Set against the backdrop of Shillong in the volatile times of the 1980s, the novel is an addition to what is now turning out to be a fairly long list of fiction, including short stories which revolve around this town. Anjum Hasan’s Lunatic in My Head, Siddartha Deb’s The Point of Return and Janice Pariat’s Boats on Land come readily to mind.

Choudhury, however, builds a more conscious landscape than the others to take us to the world of his fourteen year old protagonist Debojit Dutta, who in Blakeian terms leaves his ‘innocence’ behind to ‘experience’ his new found world, thanks to his friendship with two other teenagers, Clint Eastwood Lyngdoh and the empathetic Audrey Pariat. It is the former who introduces Debojit Dutta, when they meet in mathematics tuition classes, to the world of Pink Floyd and the out-of-bounds restaurant Kalsang.

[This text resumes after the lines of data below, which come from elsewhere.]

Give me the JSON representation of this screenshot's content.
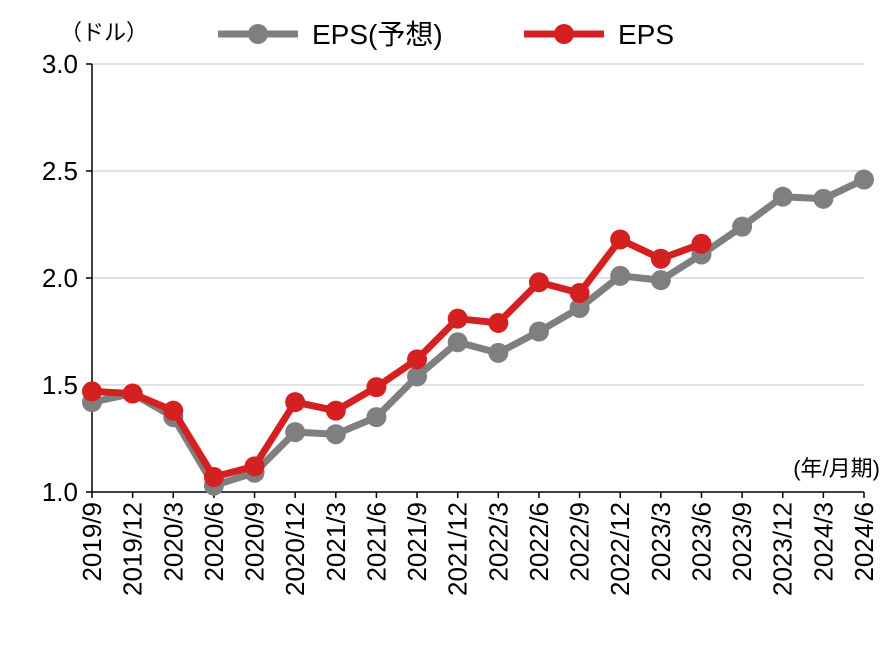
{
  "chart_data": {
    "type": "line",
    "y_unit_label": "（ドル）",
    "x_unit_label": "(年/月期)",
    "categories": [
      "2019/9",
      "2019/12",
      "2020/3",
      "2020/6",
      "2020/9",
      "2020/12",
      "2021/3",
      "2021/6",
      "2021/9",
      "2021/12",
      "2022/3",
      "2022/6",
      "2022/9",
      "2022/12",
      "2023/3",
      "2023/6",
      "2023/9",
      "2023/12",
      "2024/3",
      "2024/6"
    ],
    "ylim": [
      1.0,
      3.0
    ],
    "yticks": [
      "1.0",
      "1.5",
      "2.0",
      "2.5",
      "3.0"
    ],
    "grid": true,
    "legend_position": "top",
    "series": [
      {
        "name": "EPS(予想)",
        "color": "#7f7f7f",
        "values": [
          1.42,
          1.46,
          1.35,
          1.03,
          1.09,
          1.28,
          1.27,
          1.35,
          1.54,
          1.7,
          1.65,
          1.75,
          1.86,
          2.01,
          1.99,
          2.11,
          2.24,
          2.38,
          2.37,
          2.46
        ]
      },
      {
        "name": "EPS",
        "color": "#d42020",
        "values": [
          1.47,
          1.46,
          1.38,
          1.07,
          1.12,
          1.42,
          1.38,
          1.49,
          1.62,
          1.81,
          1.79,
          1.98,
          1.93,
          2.18,
          2.09,
          2.16,
          null,
          null,
          null,
          null
        ]
      }
    ]
  }
}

I mentioned the volatile times of the eighties that forms the backdrop of the novel. Choudhury poignantly interfuses community relations (tribal and non tribal, the Bengali superiority syndrome, the Sylheti speaking Bengalis and the Calcutta Bengalis, etc.) with personal ones. Yet these personal friendships are among teenagers, which their adult counterparts or forebears seem to look askance at. Debojit’s mother reprimands him for this, so does his school teacher (lampooned effectively) Mr. Chakravarty. Clint’s father refuses to help in getting the trading licence of Debojit’s father renewed, although he saves him in a potentially violent squabble.

As ethnic tensions rise in the town of Shillong, resulting also in conflict of relations between Debojit and Clint (thanks also to the meddlesome Mr. Chakravarty), Debojit’s parents contemplate shifting to Calcutta and remove him to a school in Calcutta despite his protestations. Debojit also suffers taunts from his locality members for befriending a tribal, a Khasi. All this while, the petite Audrey plays a quiet mediating role, playing across the broken friendship of Debojit and Clint and building bridges.